The island also gives our groovy industrial stools something to gravitate around. They fit together well with the style of the the island.

Wednesday, February 2, 2011

Maple counter, Cherry landing

Scraping glue drips off the maple counter top

The glue-up process

Adam admiring his work having just put down a coat of poly on the stair landing floor

Today I built up the first section of maple butcher-block style counter top. The process requires drilling out the pieces one-by-one with two different size bits, putting in an anchor screw, taking the screw back out, gluing both boards and then putting them together with screws--about eight holes to a strip of maple. It took quite a long time to build up the section I made today, but that's how it goes. I'm very happy with the result. All that's required now is to trim it to fit and install it.
Tomorrow I'll be working on the section that goes around the sink and turns the corner on the cabinets. It'll be a little more complicated, but after today's work I'm feeling confident about it.

Meanwhile Adam installed the cherry floor on the landing located halfway up the stairs. They look great.

Wednesday, January 19, 2011

Cabinets and Trim

Adam at work on the casing around the pocket doors

Lining up the forstner bit with the pilot hole

Drilling the mounting hole

Doors in place. Notice the red line at the top -- I've yet to adjust these doors so they all line up level

Here I'm using the laser to sight the height line for the drawer slides, one of which is mounted on the left

I've been working on the cabinets, specifically the doors and the drawers. Having never before built cabinetry in any real way I've felt trepidatious at some of the critical junctures. One of those junctures is marking, drilling, and mounting the doors. I spent a good bit of effort to make a couple of jigs that allowed me to make accurate marks for drilling. I tested one door before deciding that my jig was going to work and then after it worked fine went ahead and did the rest. The doors are all mounted with what are known as "European" hinges. They are quite common these days, but used to be somewhat exotic. The beauty of them is that they allow for adjustments in three directions (or more on some models), so if your doors are not all quite straight or a little off center or whatever, you have some room to correct.
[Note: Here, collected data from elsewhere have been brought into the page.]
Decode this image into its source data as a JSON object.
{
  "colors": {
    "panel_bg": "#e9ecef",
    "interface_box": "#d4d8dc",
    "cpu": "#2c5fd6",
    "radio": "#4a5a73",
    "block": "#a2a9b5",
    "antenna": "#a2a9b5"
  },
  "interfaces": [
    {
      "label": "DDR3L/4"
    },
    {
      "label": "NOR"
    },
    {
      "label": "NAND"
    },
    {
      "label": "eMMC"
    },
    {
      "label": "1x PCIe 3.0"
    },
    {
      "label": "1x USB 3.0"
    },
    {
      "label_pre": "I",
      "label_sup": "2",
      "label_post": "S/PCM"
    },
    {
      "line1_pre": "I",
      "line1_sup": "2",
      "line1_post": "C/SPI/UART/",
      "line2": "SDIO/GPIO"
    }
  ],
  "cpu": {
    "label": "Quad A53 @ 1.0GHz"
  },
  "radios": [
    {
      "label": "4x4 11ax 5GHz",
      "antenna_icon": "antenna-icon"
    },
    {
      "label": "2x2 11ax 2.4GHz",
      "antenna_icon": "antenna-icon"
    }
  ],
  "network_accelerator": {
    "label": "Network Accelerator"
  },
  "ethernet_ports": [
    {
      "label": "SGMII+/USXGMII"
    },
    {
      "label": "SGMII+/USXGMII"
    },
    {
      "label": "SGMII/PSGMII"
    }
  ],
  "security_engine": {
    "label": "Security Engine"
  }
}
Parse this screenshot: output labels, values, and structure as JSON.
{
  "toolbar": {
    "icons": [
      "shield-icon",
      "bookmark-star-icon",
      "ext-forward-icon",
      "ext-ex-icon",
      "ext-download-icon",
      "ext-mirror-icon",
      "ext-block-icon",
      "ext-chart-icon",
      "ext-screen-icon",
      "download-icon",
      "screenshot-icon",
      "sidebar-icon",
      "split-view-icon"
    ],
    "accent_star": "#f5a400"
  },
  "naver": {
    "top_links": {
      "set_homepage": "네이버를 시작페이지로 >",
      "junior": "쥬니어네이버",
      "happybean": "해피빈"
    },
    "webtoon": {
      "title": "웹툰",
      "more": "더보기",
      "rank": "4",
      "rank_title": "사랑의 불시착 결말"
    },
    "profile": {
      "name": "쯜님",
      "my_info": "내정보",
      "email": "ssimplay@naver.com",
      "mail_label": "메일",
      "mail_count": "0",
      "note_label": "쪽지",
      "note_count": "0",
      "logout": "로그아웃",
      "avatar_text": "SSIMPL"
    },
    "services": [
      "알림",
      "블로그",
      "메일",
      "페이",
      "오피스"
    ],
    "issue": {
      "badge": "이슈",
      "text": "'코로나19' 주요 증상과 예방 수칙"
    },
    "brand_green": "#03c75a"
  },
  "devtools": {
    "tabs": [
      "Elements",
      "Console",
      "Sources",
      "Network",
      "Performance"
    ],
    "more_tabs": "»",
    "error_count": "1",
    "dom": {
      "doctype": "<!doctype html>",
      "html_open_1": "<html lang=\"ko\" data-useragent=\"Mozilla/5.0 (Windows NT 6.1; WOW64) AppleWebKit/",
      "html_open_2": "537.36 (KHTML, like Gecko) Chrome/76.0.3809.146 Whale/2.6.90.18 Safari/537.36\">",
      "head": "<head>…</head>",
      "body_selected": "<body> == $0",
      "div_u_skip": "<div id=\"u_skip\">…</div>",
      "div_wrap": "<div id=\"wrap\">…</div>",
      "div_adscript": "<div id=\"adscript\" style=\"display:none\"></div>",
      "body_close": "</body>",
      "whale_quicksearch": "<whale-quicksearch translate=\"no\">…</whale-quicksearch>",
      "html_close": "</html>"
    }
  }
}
I also mounted the slides for all the drawers and that went fine too. Actually, what made it really easy was Adam's laser level. I set it up, found my height and the laser shone its horizontal beam into all the bays of the cabinets and I was able to mark all my drawer heights super accurately. The alternative would have been cumbersome and of dubious accuracy. Hooray for laser levels!

Tomorrow I'll mount the drawers and then make the drawer fronts and finish the cabinet face frame inbetween the doors and drawer fronts. When I get to that point I'm basically done with the major work on the cabinets and will then been getting ready to build the maple countertops.

Working alongside me this week, Adam has been building the framed door passages at both the exit doors and between the office and living space, which is the wall that houses the pocket doors. He's done some nice work and these things all look like pieces of furniture. He'll probably have all the doors trimmed out tomorrow and then be on to running the baseboard that connects it all together.